Last fall, I followed a wildlife expert into the woods of Pennsylvania to look for rattlesnakes, using radio telemetry equipment. Here’s how it worked: weeks earlier, the expert had caught snakes and surgically implanted devices inside them before releasing them back into the wild. The day I was with him, he held up an antenna, rotated his body, and listened. Then he adjusted some knobs and tried again. Sounds of static emanated from the device attached to the antennae — that is, until a marked snake was within range. Then the device chirped continuously, and we attempted to home in on the snake’s exact location.
I was eager. I had never seen a rattlesnake, and only recently learned that they lived in Pennsylvania. So we followed the chirping device and tiptoed through knee-deep ferns to a beautiful spot, where sunlight dappled the forest floor and the leaves of the trees just barely moved in the breeze. At that moment, I froze. What if a snake bit me out here?
Now, if you don’t like snakes, this thought probably would have occurred to you much sooner. But not me. It wasn’t until I was in their territory that I began to worry. And just because we knew from the radio telemetry equipment where one snake was, plenty of others could have lurked nearby. A snake bite is nothing to mess around with.

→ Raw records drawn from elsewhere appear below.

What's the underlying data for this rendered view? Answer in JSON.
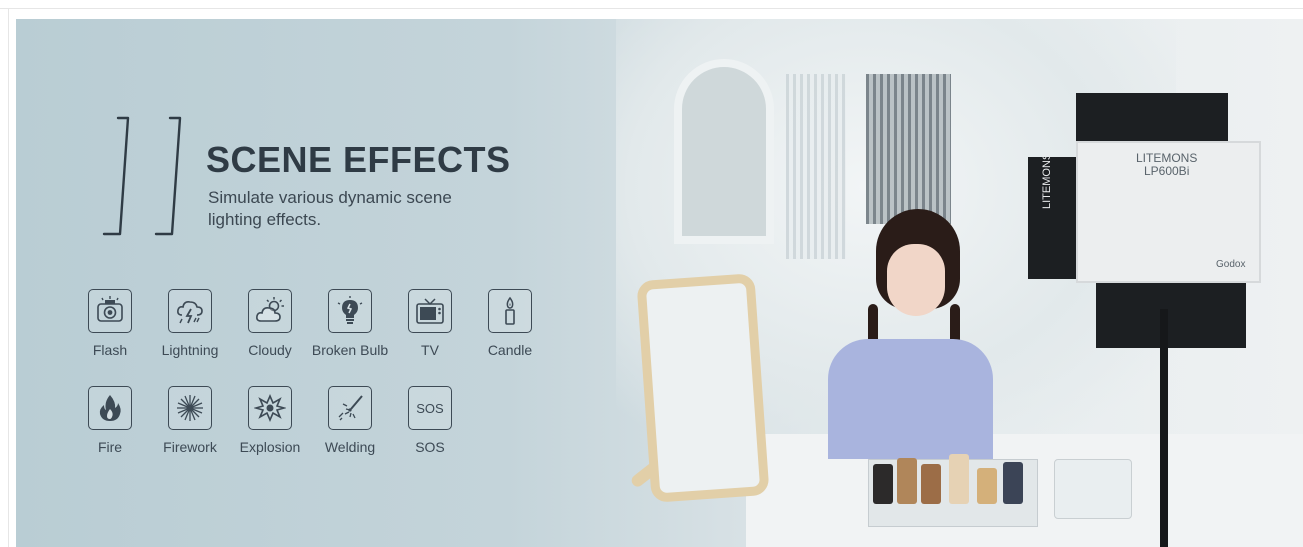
{
  "hero": {
    "number": "11",
    "title": "SCENE EFFECTS",
    "subtitle": "Simulate various dynamic scene lighting effects."
  },
  "effects": [
    {
      "label": "Flash",
      "icon": "flash-camera-icon"
    },
    {
      "label": "Lightning",
      "icon": "lightning-cloud-icon"
    },
    {
      "label": "Cloudy",
      "icon": "cloudy-sun-icon"
    },
    {
      "label": "Broken Bulb",
      "icon": "broken-bulb-icon"
    },
    {
      "label": "TV",
      "icon": "tv-icon"
    },
    {
      "label": "Candle",
      "icon": "candle-icon"
    },
    {
      "label": "Fire",
      "icon": "fire-icon"
    },
    {
      "label": "Firework",
      "icon": "firework-icon"
    },
    {
      "label": "Explosion",
      "icon": "explosion-icon"
    },
    {
      "label": "Welding",
      "icon": "welding-icon"
    },
    {
      "label": "SOS",
      "icon": "sos-icon"
    }
  ],
  "product": {
    "brand": "LITEMONS",
    "model": "LP600Bi",
    "maker": "Godox"
  },
  "colors": {
    "text": "#2f3b45",
    "icon": "#3d4a55",
    "bg_left": "#b9cdd4",
    "bg_right": "#eef1f2"
  }
}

At this point, I want to pause the snake story and back up. When I started freelancing in Berkeley in 2004, my goal was to make a living. I took just about any legitimate, paying assignment that came my way. And it worked.
Then, when my husband and I started a family and moved to upstate New York, I had a chance to reevaluate my career. I wanted to work part time while my kids were young, so I decided to shift my focus. I redirected my energy toward storytelling, and I made my backyard my beat.
That’s what brought me to the woods of Pennsylvania, just a couple hours from my house, contemplating death by snakebite.
Was this story worth dying for? Not exactly (and the true risk was low, since I wore jeans and boots and these snakes are reluctant to strike). But it does represent the type of story that truly matters to me, one that’s worth going out on a limb for. That fern-filled spot — although beautiful visually — was just a small hill away from an active, noisy hydraulic fracturing rig, and a faint gas smell lingered in the air there. That’s why the expert I followed that day was studying the rattlesnakes, to study whether or not the drilling activity affects them. And that’s an issue that matters to my neighbors, and to me.
So I offer this rattlesnake vignette as an example of how a career can shift over time — for me, from making money to storytelling — and also to emphasize that rich stories abound, right in our own backyards.